UNESCO's Seaflower Biosphere Reserve at San Andrés and Providencia offers tropical waters full of all kinds of fish and numerous species of coral. A couple of other places for memorable diving are the Tayrona National Park and the Islas del Rosario.
Before the era of the Incas, people buried their dead in the Parque Arqueológico de San Agustin, a large park nestled in the Magdalena River gorge in the south of Colombia. Fierce looking stone figures, some mythical, others animal-like, guard these tombs.
If you'd like to see something bizarre that is a major tourist attraction, head to this small Caribbean island with its hole in the ground that blows strong gusts of air.

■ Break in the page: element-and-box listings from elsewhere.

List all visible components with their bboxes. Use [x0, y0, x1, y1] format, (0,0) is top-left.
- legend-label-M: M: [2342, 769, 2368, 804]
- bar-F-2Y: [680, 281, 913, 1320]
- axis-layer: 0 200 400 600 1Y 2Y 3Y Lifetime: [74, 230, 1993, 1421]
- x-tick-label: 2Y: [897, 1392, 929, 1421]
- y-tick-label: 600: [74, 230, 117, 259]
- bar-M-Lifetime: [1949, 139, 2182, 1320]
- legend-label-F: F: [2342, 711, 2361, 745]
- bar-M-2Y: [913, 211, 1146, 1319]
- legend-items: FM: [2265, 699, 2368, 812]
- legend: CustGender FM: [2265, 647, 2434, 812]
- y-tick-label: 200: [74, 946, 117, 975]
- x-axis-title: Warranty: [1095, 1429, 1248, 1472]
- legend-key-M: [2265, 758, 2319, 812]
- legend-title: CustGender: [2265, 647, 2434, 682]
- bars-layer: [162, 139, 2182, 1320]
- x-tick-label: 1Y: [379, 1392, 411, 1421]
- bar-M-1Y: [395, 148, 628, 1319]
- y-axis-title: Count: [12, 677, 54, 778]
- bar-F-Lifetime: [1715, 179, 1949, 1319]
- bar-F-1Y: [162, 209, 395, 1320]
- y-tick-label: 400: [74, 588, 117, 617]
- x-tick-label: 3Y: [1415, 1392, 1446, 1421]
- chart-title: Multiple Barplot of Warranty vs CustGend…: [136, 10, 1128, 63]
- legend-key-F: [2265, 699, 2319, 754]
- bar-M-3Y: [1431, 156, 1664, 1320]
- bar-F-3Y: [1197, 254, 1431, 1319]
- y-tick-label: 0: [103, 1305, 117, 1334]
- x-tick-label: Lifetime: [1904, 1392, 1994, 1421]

The hole, a little larger than a basketball, is on the island's southern end. It is at a distance of around ten metres from the sea. This is how it works: the hole connects via an underground tunnel to the shore, and whenever a wave surges onto the shore in the right way, the impact sends a strong blast of air into the tunnel and pushes air out through the hole. The blast of air is strong, and has the force of 50 hair driers. Sometimes you can see a geyser erupt from the hole if the conditions - the waves and tides - are conducive.
You can raft down the white waters of the Chicamocha and Servitá rivers, which rush down from the Sierra Nevada del Cocuy and merge at Capitanejo.